Primo Set: a Isner non bastano 13 ace, Michelsen annulla le tre palle break concesse e si aggiudica il tie-break per 8 punti a 6
Il parziale inaugurale se lo aggiudica l’allievo giovincello: Michelsen, ovviamente al tie-break, la spunta per 8 punti a 6 nel tredicesimo gioco al termine di un primo set durato la bellezza di 1h11′ di gioco.
Alex ha mostrato fin da subito di non essere soltanto servizio e dritto, ma di possedere nel suo bagaglio tecnico diverse variazioni che fanno ben sperare per il suo futuro considerando i 18 anni d’età del classe 2004 californiano: capacità di coprire la rete con ottime soluzioni volanti, senza dimenticare alcuni buonissimi drop-shot messi in mostra ed in generale un’eccezionale mobilità per una ragazzone della sua stazza (1,93m). Inoltre pure in risposta ha fatto vedere di essere più che presente, abbinando infine nei colpi da fondo al diritto di scuola americana un rovescio bimane solidissimo che praticamente non ha conosciuto strafalcioni all’interno della partita.
Sui 12 game regolari della prima frazione di gioco, cinque di essi si prolungano ai vantaggi. I primi due si materializzano nei rispettivi turni di battesimo del servizio come è normale che sia quando il fondamentale d’inizio gioco è ancora un po’ arrugginito ed in fase rodaggio: una sola palla break di palesa, sventata prontamente a freddo da Alex.
Il n. 190 ATP si è poi ritrovato nella stessa scomoda situazione sul 2-2 ma ancora una volta il 18enne di Aliso Viejo – che ha già firmato per accettare una borsa di studio alla Georgia University – si è dimostrato inossidabile in termini di forza mentale.
Chiaramente per quanto entrambi ben si disimpengnino a rete, il gioco è estremamente essenziale: entrambi servono come due ossessi, però, anche a Big John è richiesto di venire a capo di un tris di turni di battuta complessi: ad oltranza nel sesto, nell’ottavo e nel decimo gioco. Tuttavia il gigante di Greensboro ne esce fuori alla grande, dovendo comunque frantumare la prima palla break concessa al giovanissimo connazionale sul 4-4 ma dopodiché in bello stile non ne deve più affrontare.

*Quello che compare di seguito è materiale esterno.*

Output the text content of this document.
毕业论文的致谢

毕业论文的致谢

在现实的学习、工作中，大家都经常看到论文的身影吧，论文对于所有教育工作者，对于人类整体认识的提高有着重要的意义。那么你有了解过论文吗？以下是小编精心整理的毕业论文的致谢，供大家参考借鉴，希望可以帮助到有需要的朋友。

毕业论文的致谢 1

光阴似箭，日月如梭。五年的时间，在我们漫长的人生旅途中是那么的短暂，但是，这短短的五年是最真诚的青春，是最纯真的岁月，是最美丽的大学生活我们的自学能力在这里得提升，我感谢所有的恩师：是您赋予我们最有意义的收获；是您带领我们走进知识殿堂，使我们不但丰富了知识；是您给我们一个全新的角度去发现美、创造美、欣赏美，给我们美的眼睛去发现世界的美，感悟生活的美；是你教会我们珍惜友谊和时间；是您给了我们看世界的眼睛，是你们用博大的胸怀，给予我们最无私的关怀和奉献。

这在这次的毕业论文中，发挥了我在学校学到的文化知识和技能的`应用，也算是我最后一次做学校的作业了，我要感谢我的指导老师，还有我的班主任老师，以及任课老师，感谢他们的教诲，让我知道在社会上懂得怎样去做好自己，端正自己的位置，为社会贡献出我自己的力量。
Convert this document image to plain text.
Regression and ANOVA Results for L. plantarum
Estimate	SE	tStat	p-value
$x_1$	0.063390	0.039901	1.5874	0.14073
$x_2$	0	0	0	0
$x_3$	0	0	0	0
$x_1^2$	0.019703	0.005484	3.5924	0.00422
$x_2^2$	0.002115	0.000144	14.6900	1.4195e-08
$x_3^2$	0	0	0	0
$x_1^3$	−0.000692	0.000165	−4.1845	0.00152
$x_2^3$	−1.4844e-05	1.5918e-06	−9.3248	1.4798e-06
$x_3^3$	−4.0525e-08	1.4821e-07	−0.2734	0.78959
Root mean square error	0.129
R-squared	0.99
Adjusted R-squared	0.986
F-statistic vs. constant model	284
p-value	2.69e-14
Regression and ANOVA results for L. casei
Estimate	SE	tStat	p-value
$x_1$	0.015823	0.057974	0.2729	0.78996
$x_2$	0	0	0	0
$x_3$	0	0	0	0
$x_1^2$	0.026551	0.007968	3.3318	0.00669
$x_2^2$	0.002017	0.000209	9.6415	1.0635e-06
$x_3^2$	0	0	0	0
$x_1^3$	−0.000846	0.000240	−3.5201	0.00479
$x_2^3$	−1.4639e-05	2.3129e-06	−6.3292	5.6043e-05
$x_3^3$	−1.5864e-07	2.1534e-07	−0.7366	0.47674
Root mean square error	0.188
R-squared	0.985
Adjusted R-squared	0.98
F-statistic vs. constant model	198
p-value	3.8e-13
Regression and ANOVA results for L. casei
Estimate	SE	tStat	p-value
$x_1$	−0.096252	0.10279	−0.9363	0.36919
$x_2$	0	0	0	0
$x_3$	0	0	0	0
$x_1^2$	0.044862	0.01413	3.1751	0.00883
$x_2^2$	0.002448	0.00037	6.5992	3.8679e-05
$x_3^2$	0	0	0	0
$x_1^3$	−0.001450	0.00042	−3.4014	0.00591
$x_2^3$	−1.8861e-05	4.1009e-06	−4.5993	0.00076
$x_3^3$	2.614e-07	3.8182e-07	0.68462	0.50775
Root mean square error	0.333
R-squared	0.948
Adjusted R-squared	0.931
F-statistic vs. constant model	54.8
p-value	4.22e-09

Ciononostante i grattacapi per il 38enne nativo della Nord Carolina nono sono terminati, dato che pronti via e nel tie-break si ritrova ad inseguire 4-1 con mini-break subìto nel secondo punto del gioco decisivo. Di classe ed esperienza, Long John si rifà sotto riagganciando Alex sul 4-4. Il primo set point è a favore di Isner sul 6-5, ma a trasformarlo è Michelsen che appone il sigillo mediante uno spettacolare passantone bimane incrociato per convertire il set ball nel quattordicesimo punto del deciding game.
Secondo Set: la favola di Michelsen si compie grazie ai 20 punti vinti da Alex su 24 servizi totali nella frazione
John sembra mollare e va immediatamente sotto 2-0, Michelsen da par suo è semplicemente stratosferico: non regala mai nulla, è preciso e chirurgico in ogni situazione di gioco.
Questa volta dopo lo svarione subitaneo in apertura di frazione, i servizi si rivelano inaccessibili per le risposte e si giunge così dritti dritti al momento della verità dove il nuovo che avanza, l’astro nascente del tennis a stelle e strisce non trema in alcun modo e attraverso un ace centrale si guadagna la prima finale ATP della sua giovanissima carriera professionistica: un risultato di tale fattura andato in porto in quello che per lui è soltanto il secondo tabellone principale dopo Maiorca.